Allan Wachowich’s impact has been felt in the courtroom and the community
By Steven Sandor | January 3, 2024
In 2019, Concordia University of Edmonton opened its new building dedicated to science, research and innovation. It was named for Allan Wachowich, who was chancellor of the institution from 2013-17.
For the man known throughout the city as “the Polish Prince,” it was yet another honour in a life dedicated to law, faith and community service.
Six years ago, Wachowich was inducted to the Alberta Order of Excellence. The résumé is impressive.
The former chief justice of the Alberta Court of Queen’s Bench was selected to be a judge in 1974, and he oversaw many high-profile cases, including the collapse of the Canadian Commercial Bank and the murder trial of William Brydges, which offered one of the first major legal tests under the newly signed Canadian Charter of Rights and Freedoms.

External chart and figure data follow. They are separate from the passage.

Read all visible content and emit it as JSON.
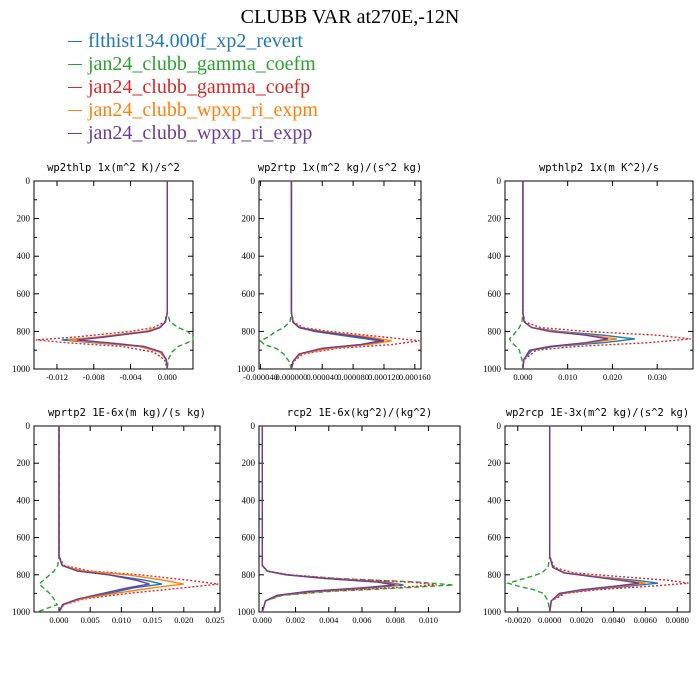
{
  "title": "CLUBB VAR at270E,-12N",
  "legend": [
    {
      "label": "flthist134.000f_xp2_revert",
      "color": "#1f77b4"
    },
    {
      "label": "jan24_clubb_gamma_coefm",
      "color": "#2ca02c"
    },
    {
      "label": "jan24_clubb_gamma_coefp",
      "color": "#d62728"
    },
    {
      "label": "jan24_clubb_wpxp_ri_expm",
      "color": "#ff7f0e"
    },
    {
      "label": "jan24_clubb_wpxp_ri_expp",
      "color": "#6a3d9a"
    }
  ],
  "chart_data": [
    {
      "type": "line",
      "title": "wp2thlp   1x(m^2 K)/s^2",
      "xlim": [
        -0.0145,
        0.0028
      ],
      "ylim": [
        1000,
        0
      ],
      "y_inverted": true,
      "xticks": [
        -0.012,
        -0.008,
        -0.004,
        0.0
      ],
      "xtick_labels": [
        "-0.012",
        "-0.008",
        "-0.004",
        "0.000"
      ],
      "yticks": [
        0,
        200,
        400,
        600,
        800,
        1000
      ],
      "series": [
        {
          "y": [
            0,
            700,
            750,
            780,
            800,
            830,
            845,
            860,
            880,
            910,
            950,
            1000
          ],
          "x": [
            0.0,
            0.0,
            -0.0002,
            -0.0008,
            -0.002,
            -0.007,
            -0.0115,
            -0.008,
            -0.003,
            -0.0008,
            -0.0001,
            0.0
          ]
        },
        {
          "y": [
            0,
            700,
            750,
            780,
            800,
            830,
            845,
            860,
            880,
            910,
            950,
            1000
          ],
          "x": [
            0.0,
            0.0,
            0.0003,
            0.0012,
            0.0022,
            0.0028,
            0.0028,
            0.0022,
            0.0012,
            0.0005,
            0.0001,
            0.0
          ]
        },
        {
          "y": [
            0,
            700,
            750,
            780,
            800,
            830,
            845,
            860,
            880,
            910,
            950,
            1000
          ],
          "x": [
            0.0,
            0.0,
            -0.0003,
            -0.0015,
            -0.004,
            -0.01,
            -0.0143,
            -0.011,
            -0.005,
            -0.0015,
            -0.0003,
            0.0
          ]
        },
        {
          "y": [
            0,
            700,
            750,
            780,
            800,
            830,
            845,
            860,
            880,
            910,
            950,
            1000
          ],
          "x": [
            0.0,
            0.0,
            -0.0002,
            -0.0009,
            -0.0025,
            -0.0075,
            -0.0108,
            -0.0075,
            -0.003,
            -0.0008,
            -0.0001,
            0.0
          ]
        },
        {
          "y": [
            0,
            700,
            750,
            780,
            800,
            830,
            845,
            860,
            880,
            910,
            950,
            1000
          ],
          "x": [
            0.0,
            0.0,
            -0.0002,
            -0.0008,
            -0.002,
            -0.0068,
            -0.0098,
            -0.0065,
            -0.0025,
            -0.0006,
            -0.0001,
            0.0
          ]
        }
      ]
    },
    {
      "type": "line",
      "title": "wp2rtp   1x(m^2 kg)/(s^2 kg)",
      "xlim": [
        -4.2e-05,
        0.000168
      ],
      "ylim": [
        1000,
        0
      ],
      "y_inverted": true,
      "xticks": [
        -4e-05,
        0.0,
        4e-05,
        8e-05,
        0.00012,
        0.00016
      ],
      "xtick_labels": [
        "-0.000040",
        "0.000000",
        "0.000040",
        "0.000080",
        "0.000120",
        "0.000160"
      ],
      "yticks": [
        0,
        200,
        400,
        600,
        800,
        1000
      ],
      "series": [
        {
          "y": [
            0,
            700,
            750,
            780,
            800,
            830,
            850,
            870,
            890,
            920,
            960,
            1000
          ],
          "x": [
            0.0,
            0.0,
            2e-06,
            1e-05,
            3e-05,
            8e-05,
            0.000115,
            9e-05,
            4e-05,
            1e-05,
            2e-06,
            0.0
          ]
        },
        {
          "y": [
            0,
            700,
            750,
            780,
            800,
            830,
            850,
            870,
            890,
            920,
            960,
            1000
          ],
          "x": [
            0.0,
            0.0,
            -2e-06,
            -1e-05,
            -2e-05,
            -3e-05,
            -4e-05,
            -3.5e-05,
            -2e-05,
            -1e-05,
            -3e-06,
            0.0
          ]
        },
        {
          "y": [
            0,
            700,
            750,
            780,
            800,
            830,
            850,
            870,
            890,
            920,
            960,
            1000
          ],
          "x": [
            0.0,
            0.0,
            3e-06,
            1.5e-05,
            5e-05,
            0.00012,
            0.000166,
            0.00013,
            6e-05,
            1.5e-05,
            3e-06,
            0.0
          ]
        },
        {
          "y": [
            0,
            700,
            750,
            780,
            800,
            830,
            850,
            870,
            890,
            920,
            960,
            1000
          ],
          "x": [
            0.0,
            0.0,
            2e-06,
            1.2e-05,
            4e-05,
            0.0001,
            0.00013,
            0.0001,
            5e-05,
            1.2e-05,
            2e-06,
            0.0
          ]
        },
        {
          "y": [
            0,
            700,
            750,
            780,
            800,
            830,
            850,
            870,
            890,
            920,
            960,
            1000
          ],
          "x": [
            0.0,
            0.0,
            2e-06,
            1e-05,
            3.5e-05,
            9e-05,
            0.00012,
            9e-05,
            4e-05,
            1e-05,
            2e-06,
            0.0
          ]
        }
      ]
    },
    {
      "type": "line",
      "title": "wpthlp2   1x(m K^2)/s",
      "xlim": [
        -0.004,
        0.038
      ],
      "ylim": [
        1000,
        0
      ],
      "y_inverted": true,
      "xticks": [
        0.0,
        0.01,
        0.02,
        0.03
      ],
      "xtick_labels": [
        "0.000",
        "0.010",
        "0.020",
        "0.030"
      ],
      "yticks": [
        0,
        200,
        400,
        600,
        800,
        1000
      ],
      "series": [
        {
          "y": [
            0,
            700,
            750,
            780,
            800,
            820,
            840,
            860,
            880,
            900,
            950,
            1000
          ],
          "x": [
            0.0,
            0.0,
            0.0003,
            0.002,
            0.008,
            0.018,
            0.025,
            0.018,
            0.007,
            0.002,
            0.0002,
            0.0
          ]
        },
        {
          "y": [
            0,
            700,
            750,
            780,
            800,
            820,
            840,
            860,
            880,
            900,
            950,
            1000
          ],
          "x": [
            0.0,
            0.0,
            -0.0002,
            -0.0008,
            -0.0015,
            -0.0022,
            -0.003,
            -0.0025,
            -0.0015,
            -0.0008,
            -0.0002,
            0.0
          ]
        },
        {
          "y": [
            0,
            700,
            750,
            780,
            800,
            820,
            840,
            860,
            880,
            900,
            950,
            1000
          ],
          "x": [
            0.0,
            0.0,
            0.0005,
            0.004,
            0.014,
            0.03,
            0.0375,
            0.028,
            0.012,
            0.003,
            0.0003,
            0.0
          ]
        },
        {
          "y": [
            0,
            700,
            750,
            780,
            800,
            820,
            840,
            860,
            880,
            900,
            950,
            1000
          ],
          "x": [
            0.0,
            0.0,
            0.0003,
            0.002,
            0.007,
            0.015,
            0.021,
            0.015,
            0.006,
            0.0015,
            0.0002,
            0.0
          ]
        },
        {
          "y": [
            0,
            700,
            750,
            780,
            800,
            820,
            840,
            860,
            880,
            900,
            950,
            1000
          ],
          "x": [
            0.0,
            0.0,
            0.0003,
            0.002,
            0.006,
            0.014,
            0.019,
            0.014,
            0.006,
            0.0015,
            0.0002,
            0.0
          ]
        }
      ]
    },
    {
      "type": "line",
      "title": "wprtp2   1E-6x(m kg)/(s kg)",
      "xlim": [
        -0.004,
        0.0258
      ],
      "ylim": [
        1000,
        0
      ],
      "y_inverted": true,
      "xticks": [
        0.0,
        0.005,
        0.01,
        0.015,
        0.02,
        0.025
      ],
      "xtick_labels": [
        "0.000",
        "0.005",
        "0.010",
        "0.015",
        "0.020",
        "0.025"
      ],
      "yticks": [
        0,
        200,
        400,
        600,
        800,
        1000
      ],
      "series": [
        {
          "y": [
            0,
            700,
            750,
            780,
            800,
            830,
            850,
            870,
            900,
            930,
            960,
            1000
          ],
          "x": [
            0.0,
            0.0,
            0.0005,
            0.003,
            0.008,
            0.014,
            0.0165,
            0.012,
            0.008,
            0.003,
            0.0006,
            0.0
          ]
        },
        {
          "y": [
            0,
            700,
            750,
            780,
            800,
            830,
            850,
            870,
            900,
            930,
            960,
            1000
          ],
          "x": [
            0.0,
            0.0,
            -0.0002,
            -0.0008,
            -0.0015,
            -0.0025,
            -0.0032,
            -0.0025,
            -0.0015,
            -0.0008,
            -0.0003,
            -0.0035
          ]
        },
        {
          "y": [
            0,
            700,
            750,
            780,
            800,
            830,
            850,
            870,
            900,
            930,
            960,
            1000
          ],
          "x": [
            0.0,
            0.0,
            0.0008,
            0.005,
            0.013,
            0.021,
            0.0255,
            0.02,
            0.011,
            0.004,
            0.0008,
            0.0
          ]
        },
        {
          "y": [
            0,
            700,
            750,
            780,
            800,
            830,
            850,
            870,
            900,
            930,
            960,
            1000
          ],
          "x": [
            0.0,
            0.0,
            0.0006,
            0.004,
            0.011,
            0.017,
            0.02,
            0.015,
            0.009,
            0.0035,
            0.0007,
            0.0
          ]
        },
        {
          "y": [
            0,
            700,
            750,
            780,
            800,
            830,
            850,
            870,
            900,
            930,
            960,
            1000
          ],
          "x": [
            0.0,
            0.0,
            0.0005,
            0.003,
            0.008,
            0.0125,
            0.0145,
            0.011,
            0.007,
            0.003,
            0.0006,
            0.0
          ]
        }
      ]
    },
    {
      "type": "line",
      "title": "rcp2   1E-6x(kg^2)/(kg^2)",
      "xlim": [
        -0.0002,
        0.0119
      ],
      "ylim": [
        1000,
        0
      ],
      "y_inverted": true,
      "xticks": [
        0.0,
        0.002,
        0.004,
        0.006,
        0.008,
        0.01
      ],
      "xtick_labels": [
        "0.000",
        "0.002",
        "0.004",
        "0.006",
        "0.008",
        "0.010"
      ],
      "yticks": [
        0,
        200,
        400,
        600,
        800,
        1000
      ],
      "series": [
        {
          "y": [
            0,
            750,
            780,
            800,
            820,
            840,
            855,
            870,
            890,
            910,
            940,
            1000
          ],
          "x": [
            0.0,
            0.0,
            0.0003,
            0.0015,
            0.004,
            0.0075,
            0.0085,
            0.0065,
            0.003,
            0.001,
            0.0002,
            0.0
          ]
        },
        {
          "y": [
            0,
            750,
            780,
            800,
            820,
            840,
            855,
            870,
            890,
            910,
            940,
            1000
          ],
          "x": [
            0.0,
            0.0,
            0.0003,
            0.0015,
            0.0045,
            0.0095,
            0.0115,
            0.0085,
            0.004,
            0.0012,
            0.0002,
            0.0
          ]
        },
        {
          "y": [
            0,
            750,
            780,
            800,
            820,
            840,
            855,
            870,
            890,
            910,
            940,
            1000
          ],
          "x": [
            0.0,
            0.0,
            0.0003,
            0.0017,
            0.0045,
            0.009,
            0.0105,
            0.0078,
            0.0035,
            0.0011,
            0.0002,
            0.0
          ]
        },
        {
          "y": [
            0,
            750,
            780,
            800,
            820,
            840,
            855,
            870,
            890,
            910,
            940,
            1000
          ],
          "x": [
            0.0,
            0.0,
            0.0003,
            0.0015,
            0.004,
            0.0072,
            0.0082,
            0.0062,
            0.0028,
            0.0009,
            0.0002,
            0.0
          ]
        },
        {
          "y": [
            0,
            750,
            780,
            800,
            820,
            840,
            855,
            870,
            890,
            910,
            940,
            1000
          ],
          "x": [
            0.0,
            0.0,
            0.0003,
            0.0014,
            0.0038,
            0.007,
            0.008,
            0.006,
            0.0027,
            0.0009,
            0.0002,
            0.0
          ]
        }
      ]
    },
    {
      "type": "line",
      "title": "wp2rcp   1E-3x(m^2 kg)/(s^2 kg)",
      "xlim": [
        -0.0028,
        0.0088
      ],
      "ylim": [
        1000,
        0
      ],
      "y_inverted": true,
      "xticks": [
        -0.002,
        0.0,
        0.002,
        0.004,
        0.006,
        0.008
      ],
      "xtick_labels": [
        "-0.0020",
        "0.0000",
        "0.0020",
        "0.0040",
        "0.0060",
        "0.0080"
      ],
      "yticks": [
        0,
        200,
        400,
        600,
        800,
        1000
      ],
      "series": [
        {
          "y": [
            0,
            700,
            760,
            790,
            810,
            830,
            845,
            860,
            880,
            900,
            940,
            1000
          ],
          "x": [
            0.0,
            0.0,
            0.0002,
            0.001,
            0.003,
            0.0055,
            0.0068,
            0.005,
            0.0025,
            0.0008,
            0.0001,
            0.0
          ]
        },
        {
          "y": [
            0,
            700,
            760,
            790,
            810,
            830,
            845,
            860,
            880,
            900,
            940,
            1000
          ],
          "x": [
            0.0,
            0.0,
            -0.0001,
            -0.0005,
            -0.0012,
            -0.002,
            -0.0026,
            -0.002,
            -0.001,
            -0.0004,
            -0.0001,
            0.0
          ]
        },
        {
          "y": [
            0,
            700,
            760,
            790,
            810,
            830,
            845,
            860,
            880,
            900,
            940,
            1000
          ],
          "x": [
            0.0,
            0.0,
            0.0003,
            0.0015,
            0.0045,
            0.0075,
            0.0087,
            0.0065,
            0.003,
            0.001,
            0.0001,
            0.0
          ]
        },
        {
          "y": [
            0,
            700,
            760,
            790,
            810,
            830,
            845,
            860,
            880,
            900,
            940,
            1000
          ],
          "x": [
            0.0,
            0.0,
            0.0002,
            0.001,
            0.003,
            0.0048,
            0.006,
            0.0045,
            0.0022,
            0.0007,
            0.0001,
            0.0
          ]
        },
        {
          "y": [
            0,
            700,
            760,
            790,
            810,
            830,
            845,
            860,
            880,
            900,
            940,
            1000
          ],
          "x": [
            0.0,
            0.0,
            0.0002,
            0.0009,
            0.0027,
            0.0045,
            0.0056,
            0.0042,
            0.002,
            0.0006,
            0.0001,
            0.0
          ]
        }
      ]
    }
  ]
}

When Brydges was brought into custody, the Charter was a new document. Brydges asked the questioning police officer several times about Legal Aid, but was still interrogated before a lawyer was made available to him. Wachowich ruled that Brydges’ Charter rights were violated — it was a case that was appealed all the way to the Supreme Court of Canada, where Wachowich’s decision was supported.
“The case had a real effect on me,” recalled Wachowich. “Most cases, you make a decision, you hand down your decision and you forget about it. This one here haunted me for quite a while.”
Wachowich didn’t just preside over courts in Edmonton. He regularly traveled north to the territories to preside over courts there, often riding to the destinations in small propeller planes with the accused seated nearby. He was one of the first white judges to embrace the Indigenous concept of restorative justice.
“I’ve never had the reputation of being a person who is ‘jail them and lock them up and forget about them,’” said Wachowich. “I’ve always felt that there is a way to deal with things whereby people can reconcile, [and] provide some people with some hope that they may redeem themselves and that the person who has been harmed can in some way obtain some satisfaction for the loss they have sustained.”
Wachowich also presided over hundreds of settlements for victims of Alberta’s Sexual Sterilization Act. Between 1928 and 1972, the Alberta Eugenics Board approved the sterilization of thousands of mentally ill patients. After a landmark lawsuit from victim Leilani Muir (in a decision made by Madam Justice Veit), the door was opened for the province to compensate all of the victims.
Ironically, years before, as a member of the Catholic Welfare Association, Wachowich had lobbied to get the sterilization law off the books.
“Sterilization really bothered me. I thought to myself that this was what Hitler was doing,” he said. “To me, it was a repulsive thing to do. There was no permission granted.”
Wachowich was a respected basketball referee, and served in a number of Catholic charities, including chairing the board of the Edmonton General Hospital (Grey Nuns) and the presidency of the Canadian Catholic Organization for Development & Peace. He was also an arbitrator for the Canadian Football League.
Sport was always important to Wachowich. In fact, he wanted to attend the University of Alberta and major in phys. ed., until his older brother, Ed, steered him toward law.
“He was dictatorial,” Allan recalled of Ed. “But he was right. I listened and obeyed. After all, he was six years older and he was my only older brother.”